People this week have said that it's a privilege to be part of my journey, that they're really proud of me, that I'm doing so well. I've laughed at most of them and told them to stop lying to me, but as I sit typing this I'm beginning to realise that they're right. I'm defying a lot of odds right now. 11 months ago, I didn't even know if I'd wake up the next morning and here I am beginning to live, not simply survive. Someone else said to me this week that those who struggle the most are healing and growing and end up thriving. I'm praying this applies to me too. Right now I don't know what I'll be doing in a year, and I don't really want to know either, but actually I know I'll be alive. I may still only be just learning to walk through life, but that's ok.
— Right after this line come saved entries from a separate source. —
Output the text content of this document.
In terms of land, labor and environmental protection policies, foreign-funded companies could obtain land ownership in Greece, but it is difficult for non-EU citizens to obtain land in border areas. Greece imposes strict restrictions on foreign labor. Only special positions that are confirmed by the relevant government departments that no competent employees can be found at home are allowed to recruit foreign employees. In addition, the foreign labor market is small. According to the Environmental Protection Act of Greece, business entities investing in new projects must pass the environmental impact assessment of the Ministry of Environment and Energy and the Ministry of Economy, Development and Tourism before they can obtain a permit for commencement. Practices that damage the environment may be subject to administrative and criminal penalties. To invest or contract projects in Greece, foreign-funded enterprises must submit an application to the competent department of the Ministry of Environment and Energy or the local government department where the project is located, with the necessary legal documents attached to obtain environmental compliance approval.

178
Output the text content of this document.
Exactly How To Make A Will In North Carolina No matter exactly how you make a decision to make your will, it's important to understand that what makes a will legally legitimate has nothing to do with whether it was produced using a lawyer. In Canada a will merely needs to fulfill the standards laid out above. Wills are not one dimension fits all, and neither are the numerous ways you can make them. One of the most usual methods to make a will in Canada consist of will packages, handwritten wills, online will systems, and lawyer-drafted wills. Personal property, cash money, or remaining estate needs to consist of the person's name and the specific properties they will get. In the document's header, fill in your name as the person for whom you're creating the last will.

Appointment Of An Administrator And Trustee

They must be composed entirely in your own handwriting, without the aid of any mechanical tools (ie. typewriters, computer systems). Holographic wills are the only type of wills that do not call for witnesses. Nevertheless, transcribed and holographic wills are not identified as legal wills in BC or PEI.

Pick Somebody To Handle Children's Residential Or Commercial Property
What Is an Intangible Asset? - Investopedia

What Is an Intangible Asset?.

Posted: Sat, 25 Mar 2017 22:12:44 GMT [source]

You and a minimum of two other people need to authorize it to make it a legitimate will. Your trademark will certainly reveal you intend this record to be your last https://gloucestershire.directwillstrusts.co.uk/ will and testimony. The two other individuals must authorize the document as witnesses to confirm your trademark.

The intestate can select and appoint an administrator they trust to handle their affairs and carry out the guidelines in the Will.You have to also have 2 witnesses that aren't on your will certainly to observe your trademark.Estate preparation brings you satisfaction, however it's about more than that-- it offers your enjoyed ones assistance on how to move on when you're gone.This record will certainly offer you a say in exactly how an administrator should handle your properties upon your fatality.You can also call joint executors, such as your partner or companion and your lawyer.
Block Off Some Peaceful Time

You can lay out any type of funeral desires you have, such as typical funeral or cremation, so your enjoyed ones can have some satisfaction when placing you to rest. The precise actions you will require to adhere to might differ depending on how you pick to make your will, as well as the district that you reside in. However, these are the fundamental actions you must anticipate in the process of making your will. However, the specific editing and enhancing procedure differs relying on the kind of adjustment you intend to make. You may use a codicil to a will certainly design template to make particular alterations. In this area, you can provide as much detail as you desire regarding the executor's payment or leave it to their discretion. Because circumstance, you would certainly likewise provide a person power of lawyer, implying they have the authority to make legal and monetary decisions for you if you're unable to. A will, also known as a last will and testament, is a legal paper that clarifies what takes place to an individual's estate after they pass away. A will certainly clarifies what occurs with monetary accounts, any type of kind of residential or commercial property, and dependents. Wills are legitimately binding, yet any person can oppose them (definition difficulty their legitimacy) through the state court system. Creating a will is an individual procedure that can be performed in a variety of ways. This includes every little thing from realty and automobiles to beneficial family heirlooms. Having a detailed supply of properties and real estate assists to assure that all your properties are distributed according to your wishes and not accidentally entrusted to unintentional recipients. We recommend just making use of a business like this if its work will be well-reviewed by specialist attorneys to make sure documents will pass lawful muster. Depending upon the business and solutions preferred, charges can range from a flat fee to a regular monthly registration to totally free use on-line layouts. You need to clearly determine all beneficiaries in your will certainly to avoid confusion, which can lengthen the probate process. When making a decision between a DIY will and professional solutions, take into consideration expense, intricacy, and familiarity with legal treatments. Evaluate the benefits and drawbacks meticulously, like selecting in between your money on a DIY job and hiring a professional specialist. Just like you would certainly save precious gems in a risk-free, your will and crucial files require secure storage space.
These things take time. I'm healing day by day. God has been telling me this week I need to slow down. I do, before I burn myself out again. It's not sustainable to live at the pace I have been, never wanting to stop to enjoy the journey and only focusing on the destination. That's not the way to go. I'm starting to see that. Right now I need to be brave every single day and face the demons that tell me to run, to disappear, to give up. I may not shout loudly, nor seek praise for these things, but just getting out of bed is enough sometimes and I notice only by reflection. Reflection that only happens when I stop and take a breath.
It's ok. I can be courageous, just in my own little way.
Be on your guard; stand firm in the faith; be courageous; be strong. Do everything in love.